Now to the music itself. Even with the crude production, there are some things that the band needed to work on before actually shelling out an album. Some of their songs have the same chord patterns as others, making them sound almost like the exact same song. For example the intro to "Funeral Rites" sounds A LOT like the intro to the all-time classic "Troops of Doom". The speeding riffs on both songs also bear an uncanny resemblance to each other. The e-note rhythm is used quite a bit on the album too. All of the songs, not almost all of them, but ALL of the songs on this album feature the e-note rhythm. They are relatively easy to play on the guitar I'm not saying that it's a bad thing, I'm just saying that it shows the band's inexperience when they made this. It's sort of like Warbringer when they released "War without End", except with shoddy production. However, unlike Warbringer, their choice of time signatures did vary, though they were speedy. There was one to two different time signatures in each song (three if you count the intros to some of them). It's kind of hard to tell them apart, but who cares? At least they've got something going! Despite its lack of riffing skills, "Morbid Visions" has all of the energy and intensity it needs to start mosh pits.

The band not only lacked musicianship when they first started out, they also lacked lyrical creativity. Have you ever noticed that pretty much all of the songs on here had lyrics that had to do with everybody's favorite Lord of Darkness? That's right, that's all they talk about. Look, I'm not a Christian prude or anything (I'm just as disillusioned with the corruption going on in the church as a lot of other people), I'm saying that Sepultura really didn't think too much about writing songs that were about things other than Satan. They could have written songs about how they were fed up with all of the poverty, the corruption, and the violence that was going on in Brazil. They could have at least written songs about wicca, or anything that isn't related to the church, but nope! It's all about the Father of Lies, here.
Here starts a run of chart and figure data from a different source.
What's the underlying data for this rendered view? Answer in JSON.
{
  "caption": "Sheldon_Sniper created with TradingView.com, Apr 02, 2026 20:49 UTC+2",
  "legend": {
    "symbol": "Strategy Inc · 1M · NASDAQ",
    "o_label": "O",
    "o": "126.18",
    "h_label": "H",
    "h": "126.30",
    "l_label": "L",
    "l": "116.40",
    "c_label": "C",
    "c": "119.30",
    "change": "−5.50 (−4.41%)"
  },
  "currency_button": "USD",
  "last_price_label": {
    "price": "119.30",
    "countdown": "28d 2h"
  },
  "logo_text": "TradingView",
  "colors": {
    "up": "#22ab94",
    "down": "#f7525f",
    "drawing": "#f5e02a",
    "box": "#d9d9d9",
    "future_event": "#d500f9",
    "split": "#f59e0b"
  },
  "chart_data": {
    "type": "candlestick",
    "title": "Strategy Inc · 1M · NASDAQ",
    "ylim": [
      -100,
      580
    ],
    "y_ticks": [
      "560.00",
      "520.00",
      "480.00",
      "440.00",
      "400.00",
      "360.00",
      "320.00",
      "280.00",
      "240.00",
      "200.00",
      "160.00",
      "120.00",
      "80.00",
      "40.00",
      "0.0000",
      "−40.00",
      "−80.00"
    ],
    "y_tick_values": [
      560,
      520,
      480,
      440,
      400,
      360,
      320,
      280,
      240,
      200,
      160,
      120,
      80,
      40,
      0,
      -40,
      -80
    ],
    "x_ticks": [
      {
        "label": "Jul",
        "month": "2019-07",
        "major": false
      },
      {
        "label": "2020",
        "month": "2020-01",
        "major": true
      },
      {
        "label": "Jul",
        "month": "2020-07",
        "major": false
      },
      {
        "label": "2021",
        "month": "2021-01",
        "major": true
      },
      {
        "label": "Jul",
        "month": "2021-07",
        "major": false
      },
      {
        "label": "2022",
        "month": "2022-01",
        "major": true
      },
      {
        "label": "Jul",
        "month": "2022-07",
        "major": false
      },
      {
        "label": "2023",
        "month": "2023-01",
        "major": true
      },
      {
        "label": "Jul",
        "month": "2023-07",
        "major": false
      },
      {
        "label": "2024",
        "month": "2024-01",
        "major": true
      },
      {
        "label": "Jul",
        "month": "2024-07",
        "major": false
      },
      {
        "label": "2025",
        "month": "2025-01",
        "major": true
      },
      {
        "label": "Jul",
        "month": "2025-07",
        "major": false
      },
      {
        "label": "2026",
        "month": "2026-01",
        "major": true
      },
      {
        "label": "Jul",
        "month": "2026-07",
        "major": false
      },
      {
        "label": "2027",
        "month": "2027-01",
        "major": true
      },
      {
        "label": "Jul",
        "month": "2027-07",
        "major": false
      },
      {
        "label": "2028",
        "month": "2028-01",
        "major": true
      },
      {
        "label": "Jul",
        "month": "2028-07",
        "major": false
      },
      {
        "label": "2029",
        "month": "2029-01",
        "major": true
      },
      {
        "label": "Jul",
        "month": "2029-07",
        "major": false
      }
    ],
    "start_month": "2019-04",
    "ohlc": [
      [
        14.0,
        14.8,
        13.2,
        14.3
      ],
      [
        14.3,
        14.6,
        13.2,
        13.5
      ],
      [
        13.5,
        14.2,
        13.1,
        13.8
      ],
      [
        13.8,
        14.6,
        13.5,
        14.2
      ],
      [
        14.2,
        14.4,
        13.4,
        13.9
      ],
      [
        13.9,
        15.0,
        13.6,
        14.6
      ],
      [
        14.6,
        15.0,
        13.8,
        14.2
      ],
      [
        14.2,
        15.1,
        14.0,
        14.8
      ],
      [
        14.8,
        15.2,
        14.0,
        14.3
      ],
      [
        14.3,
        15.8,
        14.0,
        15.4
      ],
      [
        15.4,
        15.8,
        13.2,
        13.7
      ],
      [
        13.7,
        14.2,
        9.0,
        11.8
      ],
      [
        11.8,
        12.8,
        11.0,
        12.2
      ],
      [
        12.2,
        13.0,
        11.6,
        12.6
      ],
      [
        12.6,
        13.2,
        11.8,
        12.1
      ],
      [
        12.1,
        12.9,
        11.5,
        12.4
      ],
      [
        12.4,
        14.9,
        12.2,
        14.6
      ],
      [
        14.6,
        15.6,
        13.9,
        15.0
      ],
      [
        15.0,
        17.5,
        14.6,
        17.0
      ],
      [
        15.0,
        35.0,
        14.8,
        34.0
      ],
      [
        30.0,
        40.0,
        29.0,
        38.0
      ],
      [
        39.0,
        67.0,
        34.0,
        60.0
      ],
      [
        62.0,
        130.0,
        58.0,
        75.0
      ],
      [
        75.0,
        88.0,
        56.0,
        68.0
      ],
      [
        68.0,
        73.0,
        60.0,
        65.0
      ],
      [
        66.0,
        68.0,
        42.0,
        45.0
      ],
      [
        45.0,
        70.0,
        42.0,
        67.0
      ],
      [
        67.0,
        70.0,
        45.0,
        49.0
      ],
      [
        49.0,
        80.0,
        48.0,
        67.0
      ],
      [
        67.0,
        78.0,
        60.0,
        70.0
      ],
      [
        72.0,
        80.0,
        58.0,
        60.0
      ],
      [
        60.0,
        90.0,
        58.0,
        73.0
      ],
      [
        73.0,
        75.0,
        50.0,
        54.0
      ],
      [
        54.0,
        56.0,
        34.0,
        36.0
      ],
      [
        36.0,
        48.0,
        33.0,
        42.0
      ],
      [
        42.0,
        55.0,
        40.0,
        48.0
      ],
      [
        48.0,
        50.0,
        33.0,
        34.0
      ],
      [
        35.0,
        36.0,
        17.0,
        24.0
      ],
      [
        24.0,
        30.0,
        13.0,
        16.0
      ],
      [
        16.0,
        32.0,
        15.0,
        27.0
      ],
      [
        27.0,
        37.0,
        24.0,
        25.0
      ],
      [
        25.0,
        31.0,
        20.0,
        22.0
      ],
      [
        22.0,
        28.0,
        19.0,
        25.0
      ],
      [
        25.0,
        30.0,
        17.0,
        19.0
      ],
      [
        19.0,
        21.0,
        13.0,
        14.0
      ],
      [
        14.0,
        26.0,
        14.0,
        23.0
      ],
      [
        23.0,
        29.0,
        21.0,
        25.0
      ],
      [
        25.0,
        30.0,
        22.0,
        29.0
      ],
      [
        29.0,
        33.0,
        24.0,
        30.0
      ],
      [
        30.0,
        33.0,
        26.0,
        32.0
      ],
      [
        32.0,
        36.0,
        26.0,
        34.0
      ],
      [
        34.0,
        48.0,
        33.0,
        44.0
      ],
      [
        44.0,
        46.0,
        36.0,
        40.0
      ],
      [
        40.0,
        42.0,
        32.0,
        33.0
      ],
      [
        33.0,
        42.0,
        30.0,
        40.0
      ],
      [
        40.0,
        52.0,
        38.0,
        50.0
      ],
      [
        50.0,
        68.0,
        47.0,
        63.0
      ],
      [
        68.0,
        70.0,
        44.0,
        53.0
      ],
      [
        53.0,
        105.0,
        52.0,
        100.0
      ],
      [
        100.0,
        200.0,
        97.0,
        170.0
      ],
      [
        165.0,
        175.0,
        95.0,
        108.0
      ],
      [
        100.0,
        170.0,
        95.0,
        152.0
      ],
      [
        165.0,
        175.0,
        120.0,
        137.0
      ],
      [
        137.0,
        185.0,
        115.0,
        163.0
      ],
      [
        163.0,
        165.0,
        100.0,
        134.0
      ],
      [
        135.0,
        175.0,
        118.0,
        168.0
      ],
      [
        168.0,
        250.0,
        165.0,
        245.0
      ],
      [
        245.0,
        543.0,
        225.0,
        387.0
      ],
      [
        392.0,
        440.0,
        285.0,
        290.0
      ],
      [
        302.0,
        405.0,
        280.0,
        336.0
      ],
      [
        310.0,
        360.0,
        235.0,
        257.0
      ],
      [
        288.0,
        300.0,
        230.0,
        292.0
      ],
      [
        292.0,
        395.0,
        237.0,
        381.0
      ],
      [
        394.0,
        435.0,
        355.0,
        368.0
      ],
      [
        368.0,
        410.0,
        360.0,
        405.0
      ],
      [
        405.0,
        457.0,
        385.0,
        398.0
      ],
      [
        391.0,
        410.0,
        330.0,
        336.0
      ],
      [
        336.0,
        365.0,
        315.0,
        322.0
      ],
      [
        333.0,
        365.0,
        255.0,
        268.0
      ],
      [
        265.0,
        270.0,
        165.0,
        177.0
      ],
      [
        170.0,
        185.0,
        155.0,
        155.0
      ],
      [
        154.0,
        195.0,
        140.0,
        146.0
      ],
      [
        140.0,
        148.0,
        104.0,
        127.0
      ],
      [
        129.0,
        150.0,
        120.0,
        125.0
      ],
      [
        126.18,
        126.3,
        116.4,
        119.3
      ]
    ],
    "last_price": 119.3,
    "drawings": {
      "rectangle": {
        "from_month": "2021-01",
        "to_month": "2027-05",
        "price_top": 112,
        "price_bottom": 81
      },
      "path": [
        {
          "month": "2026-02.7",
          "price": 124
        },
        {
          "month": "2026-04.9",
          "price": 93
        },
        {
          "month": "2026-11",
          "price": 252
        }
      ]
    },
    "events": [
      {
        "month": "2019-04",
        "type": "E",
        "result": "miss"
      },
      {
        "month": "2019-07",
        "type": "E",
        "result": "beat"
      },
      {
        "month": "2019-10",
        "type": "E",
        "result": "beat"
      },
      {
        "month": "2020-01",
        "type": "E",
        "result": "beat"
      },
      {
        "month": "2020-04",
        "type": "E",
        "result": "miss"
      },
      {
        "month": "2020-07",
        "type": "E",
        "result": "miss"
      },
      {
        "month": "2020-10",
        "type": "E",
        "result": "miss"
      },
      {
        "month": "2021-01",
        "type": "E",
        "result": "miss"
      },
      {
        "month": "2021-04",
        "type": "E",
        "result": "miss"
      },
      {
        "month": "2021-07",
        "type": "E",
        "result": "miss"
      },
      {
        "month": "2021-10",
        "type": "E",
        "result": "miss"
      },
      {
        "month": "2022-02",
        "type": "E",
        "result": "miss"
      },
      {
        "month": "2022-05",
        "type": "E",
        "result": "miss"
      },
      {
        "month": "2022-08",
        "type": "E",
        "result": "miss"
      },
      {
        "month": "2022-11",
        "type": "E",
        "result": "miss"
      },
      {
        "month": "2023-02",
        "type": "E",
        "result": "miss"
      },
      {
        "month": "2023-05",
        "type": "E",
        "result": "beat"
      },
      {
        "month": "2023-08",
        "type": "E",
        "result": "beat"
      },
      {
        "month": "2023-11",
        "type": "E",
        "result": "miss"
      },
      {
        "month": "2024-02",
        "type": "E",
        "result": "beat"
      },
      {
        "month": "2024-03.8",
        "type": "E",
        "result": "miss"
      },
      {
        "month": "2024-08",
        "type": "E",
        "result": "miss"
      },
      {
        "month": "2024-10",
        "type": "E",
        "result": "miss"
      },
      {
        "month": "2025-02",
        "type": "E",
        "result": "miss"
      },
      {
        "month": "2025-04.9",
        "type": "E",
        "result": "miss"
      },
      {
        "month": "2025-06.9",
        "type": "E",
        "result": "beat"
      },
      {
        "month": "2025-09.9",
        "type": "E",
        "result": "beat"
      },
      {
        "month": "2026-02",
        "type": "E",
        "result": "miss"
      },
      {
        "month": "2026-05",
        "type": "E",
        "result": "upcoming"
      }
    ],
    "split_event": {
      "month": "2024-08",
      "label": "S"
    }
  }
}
Though, to be fair, singing about the Devil was all that the band needed to get attention. That's how Slayer got successful, and made them one of the biggest bands in the world. Sepultura, on the other hand, would eventually shove Satan out of the way in favor of writing songs about stuff not Satan-related in "Schizophrenia" and later releases.

What could you expect from a band of newbies on a small, unknown label? Not much, I suppose, but do I enjoy this album, despite all of the things that a young Sepultura could have improved on? I say I actually kind of do. It might not have been an excellent start, but it did get the band noticed, so that they could eventually get signed to a bigger label to produce "Schizophrenia", and eventually leave Brazil to tour the world. Max Cavalera himself admits that "Morbid Visions" wasn't Sepultura's best effort. He said that it was the product of a very young band with very little experience, and I can believe him. It's easy to acknowledge the band's lack of creativity when the album came out, but then again, Sepultura really didn't need much when it started its high-powered attack.